Christophe Février, a businessman and father of four from the small town of Château-Gontier in northwest France, decided in 2014 that there was something he must have: a guillotine.

He had seen one offered at auction in Paris. It was 10 feet tall, with an oak frame and a few dents in the blade, and had the French words for “Armies of the Republic” etched into its metal plates. It had not actually been used to execute people during the French Revolution, but it had historical value: It was made in the mid-19th century, around the time France’s monarchy was abolished for a second time.

Lady Gaga tried to buy the guillotine in 2011, said Février, 48, in an email. But she lost out to a Russian collector, who paid 223,000 euros, or about $260,000 at current exchange rates.

The Russian faced a problem, however: France does not allow the export, or import for that matter, of instruments of torture. So the guillotine stayed in its long-term home, a Paris jazz club called Le Caveau des Oubliettes, where it continued to surprise tourists.

This month, the device came up for auction again after the club went bankrupt. Bidding lasted just two minutes. Février won, paying 8,000 euros — a bargain, some might say.

Despite the low price and the fact the guillotine is a replica, the sale caused controversy. A press officer for the regulator overseeing auctions in France told the newspaper Le Parisien that it had warned the seller that the sale would be in poor taste, although the organization had no means to stop it.

Guillotine were used to execute about 4,600 people in France before the death penalty was abolished there in 1981. The last person to be executed was Hamida Djandoubi, a North African immigrant convicted of torturing and murdering a woman, in 1977.

Explaining his purchase, Février said that he was not interested in the guillotine’s “symbolism of death,” but that he viewed it “as a historic symbol tied to the common heritage of humanity.”
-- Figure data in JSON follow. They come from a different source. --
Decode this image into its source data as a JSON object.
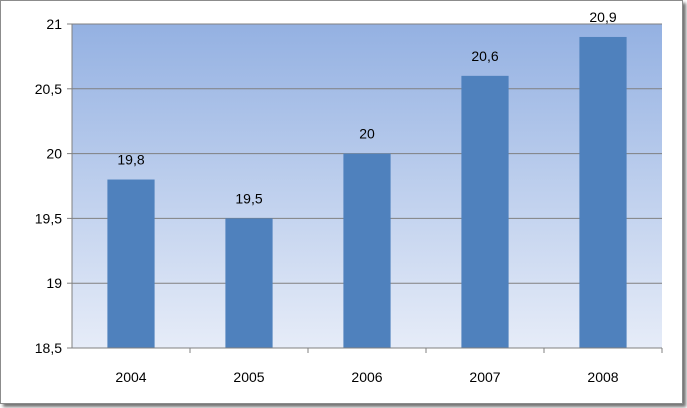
{
  "chart_data": {
    "type": "bar",
    "categories": [
      "2004",
      "2005",
      "2006",
      "2007",
      "2008"
    ],
    "values": [
      19.8,
      19.5,
      20,
      20.6,
      20.9
    ],
    "data_labels": [
      "19,8",
      "19,5",
      "20",
      "20,6",
      "20,9"
    ],
    "title": "",
    "xlabel": "",
    "ylabel": "",
    "ylim": [
      18.5,
      21
    ],
    "y_ticks": [
      18.5,
      19,
      19.5,
      20,
      20.5,
      21
    ],
    "y_tick_labels": [
      "18,5",
      "19",
      "19,5",
      "20",
      "20,5",
      "21"
    ],
    "grid": true,
    "legend": "none",
    "colors": {
      "bar": "#4f81bd",
      "plot_bg_top": "#94b1e2",
      "plot_bg_bottom": "#e6ecf8",
      "gridline": "#808080"
    }
  }
}
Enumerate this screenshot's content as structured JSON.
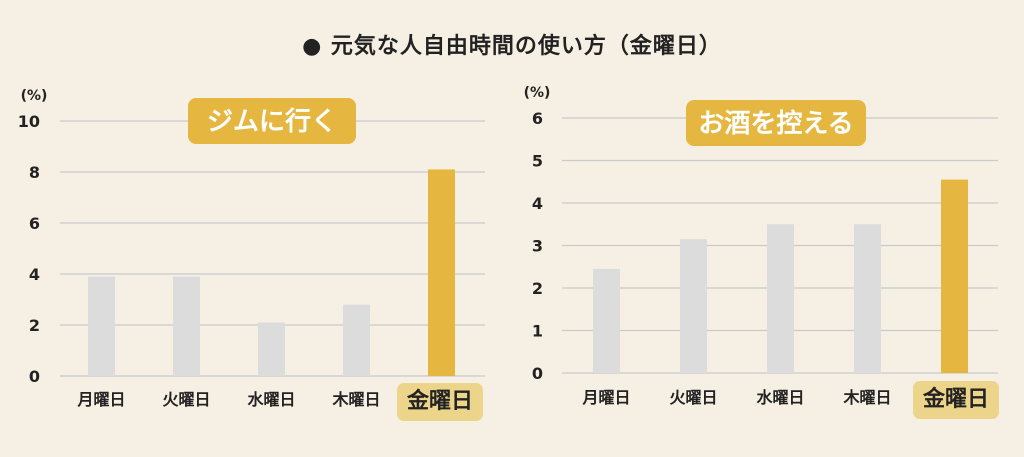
{
  "title": "● 元気な人自由時間の使い方（金曜日）",
  "colors": {
    "background": "#f6f0e4",
    "bar": "#dcdcdc",
    "highlight": "#e6b740",
    "highlight_label_bg": "#ecd48b",
    "grid": "#c9c9c9"
  },
  "chart_data": [
    {
      "type": "bar",
      "title": "ジムに行く",
      "unit_label": "(%)",
      "categories": [
        "月曜日",
        "火曜日",
        "水曜日",
        "木曜日",
        "金曜日"
      ],
      "values": [
        3.9,
        3.9,
        2.1,
        2.8,
        8.1
      ],
      "highlight_category": "金曜日",
      "ylim": [
        0,
        10
      ],
      "yticks": [
        0,
        2,
        4,
        6,
        8,
        10
      ],
      "grid": true
    },
    {
      "type": "bar",
      "title": "お酒を控える",
      "unit_label": "(%)",
      "categories": [
        "月曜日",
        "火曜日",
        "水曜日",
        "木曜日",
        "金曜日"
      ],
      "values": [
        2.45,
        3.15,
        3.5,
        3.5,
        4.55
      ],
      "highlight_category": "金曜日",
      "ylim": [
        0,
        6
      ],
      "yticks": [
        0,
        1,
        2,
        3,
        4,
        5,
        6
      ],
      "grid": true
    }
  ]
}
“This object occupies a unique place in the history of my country and of the world as a whole,” he added. “It is indefinitely linked to French identity.”

“We are free to buy what we like,” Février said. “I don’t forbid myself from imagining acquiring certain objects deemed ‘off limits.'” He added that he was interested in buying a car once owned by Pablo Escobar, the Colombian drug kingpin.

What type of person buys a guillotine? Février said his purchase had nothing to do with any kind of fetish — “I’m not into that scene at all” — and that he was just interested in collecting unique objects, such as “rare pieces of art and race cars with exceptional track records.”

“Aside from work, I like art, traveling, races, being surprised and surprising others,” he replied when asked to describe himself.

He said he had yet to decide where to put his new purchase. “As a father of four, I don’t want to exhibit it in a family setting,” he added.

“Friends and colleagues were mostly surprised and intrigued when I bought it,” Février said, adding that they had soon conceded that the purchase suited his personality and that many had said they were looking forward to seeing it.

“I think it’s an amusing acquisition,” he said.